For the past month, the tone among Washington insiders was dour as it related to the confirmation prospects of Donald Trump’s edgier nominees. Sure, the argument went, Marco Rubio is a slam dunk, and no one takes issue with Doug Burgum or Sean Duffy. But the attitude toward Robert F. Kennedy Jr.’s nomination for health and human services secretary and Tulsi Gabbard’s nomination as director of national intelligence were grim. More than a dozen Republican insiders in the past week assured me that one or both nominations were doomed, citing the opposition from the Wall Street Journal editorial page, legacy newspaper columnists such as David French and Marc Thiessen and the editors of National Review, who took a particularly aggressive stance against Gabbard.
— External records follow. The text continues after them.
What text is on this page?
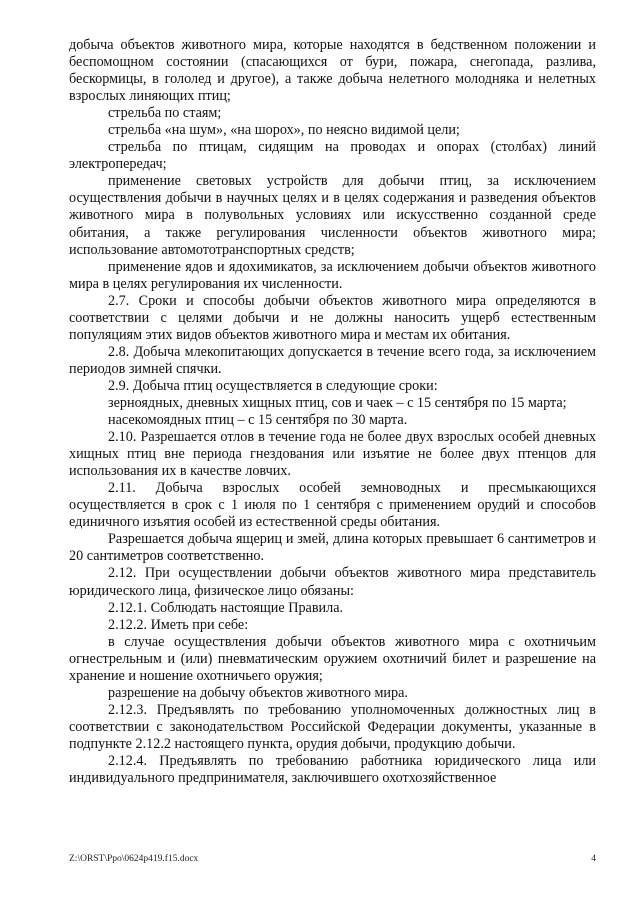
добыча объектов животного мира, которые находятся в бедственном положении и беспомощном состоянии (спасающихся от бури, пожара, снегопада, разлива, бескормицы, в гололед и другое), а также добыча нелетного молодняка и нелетных взрослых линяющих птиц;

стрельба по стаям;

стрельба «на шум», «на шорох», по неясно видимой цели;

стрельба по птицам, сидящим на проводах и опорах (столбах) линий электропередач;

применение световых устройств для добычи птиц, за исключением осуществления добычи в научных целях и в целях содержания и разведения объектов животного мира в полувольных условиях или искусственно созданной среде обитания, а также регулирования численности объектов животного мира; использование автомототранспортных средств;

применение ядов и ядохимикатов, за исключением добычи объектов животного мира в целях регулирования их численности.

2.7. Сроки и способы добычи объектов животного мира определяются в соответствии с целями добычи и не должны наносить ущерб естественным популяциям этих видов объектов животного мира и местам их обитания.

2.8. Добыча млекопитающих допускается в течение всего года, за исключением периодов зимней спячки.

2.9. Добыча птиц осуществляется в следующие сроки:

зерноядных, дневных хищных птиц, сов и чаек – с 15 сентября по 15 марта;

насекомоядных птиц – с 15 сентября по 30 марта.

2.10. Разрешается отлов в течение года не более двух взрослых особей дневных хищных птиц вне периода гнездования или изъятие не более двух птенцов для использования их в качестве ловчих.

2.11. Добыча взрослых особей земноводных и пресмыкающихся осуществляется в срок с 1 июля по 1 сентября с применением орудий и способов единичного изъятия особей из естественной среды обитания.

Разрешается добыча ящериц и змей, длина которых превышает 6 сантиметров и 20 сантиметров соответственно.

2.12. При осуществлении добычи объектов животного мира представитель юридического лица, физическое лицо обязаны:

2.12.1. Соблюдать настоящие Правила.

2.12.2. Иметь при себе:

в случае осуществления добычи объектов животного мира с охотничьим огнестрельным и (или) пневматическим оружием охотничий билет и разрешение на хранение и ношение охотничьего оружия;

разрешение на добычу объектов животного мира.

2.12.3. Предъявлять по требованию уполномоченных должностных лиц в соответствии с законодательством Российской Федерации документы, указанные в подпункте 2.12.2 настоящего пункта, орудия добычи, продукцию добычи.

2.12.4. Предъявлять по требованию работника юридического лица или индивидуального предпринимателя, заключившего охотхозяйственное

Z:\ORST\Ppo\0624p419.f15.docx	4
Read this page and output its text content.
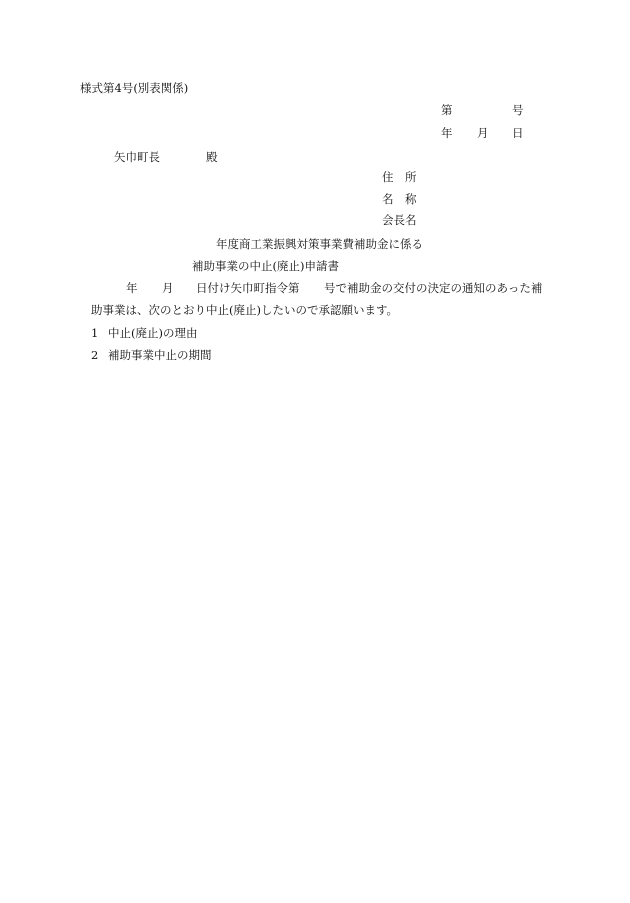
様式第4号(別表関係)
第	号
年 月 日
矢巾町長	殿
住　所
名　称
会長名
年度商工業振興対策事業費補助金に係る
補助事業の中止(廃止)申請書
年 月 日付け矢巾町指令第 号で補助金の交付の決定の通知のあった補
助事業は、次のとおり中止(廃止)したいので承認願います。
1 中止(廃止)の理由
2 補助事業中止の期間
All of them lost. All of them were wrong. And it’s another indication that this time around, the Trump 2.0 machine is working much better than the first time. The representation on Capitol Hill has changed and woken up to the fact that their refusal to approve nominees consistent with what the president promised and what his supporters expect will have serious consequences. In the old dynamic, it was a question of, “What will the donors/the New York Times/my neocon friends think of me?” Now the evaluation is: would you like your next primary to be ten times as expensive and feature a well-funded opponent? The choice is yours.
For RFK, the key component was Senator Bill Cassidy of Louisiana, a doctor whose skepticism about Kennedy’s answers was obvious in the recent HELP committee hearing. But Cassidy came around after pressure from Kennedy’s supporters, including a deluge of phone calls and commitments from the nominee behind the scenes. For Gabbard, the distrust was palpable in her hearing, where Todd Young of Indiana and James Lankford of Oklahoma — the latter of whom had already endorsed her for the job — added their names to the skeptic list alongside Maine’s Susan Collins. But when Collins moved in Gabbard’s direction after her hearing, it was a sign of more to come: Lankford and Young came in line, and now her confirmation on the Senate floor is virtually assured.
There is a long list of people who exercised power over the Republican coalition for a very long time without necessarily earning it or having the experience to justify a position where they pass judgment on cabinet nominees, policy choices and the like. The days where those old-fashioned internal leaders held sway are now over. A new cadre of rainmakers and sidekicks is taking their place, lifted up by social media presence and their own brand of modern gravitas. It will be interesting to see what they do differently now that they hold the reins — or if they just choose to emulate those who came before whose time is now firmly in the past.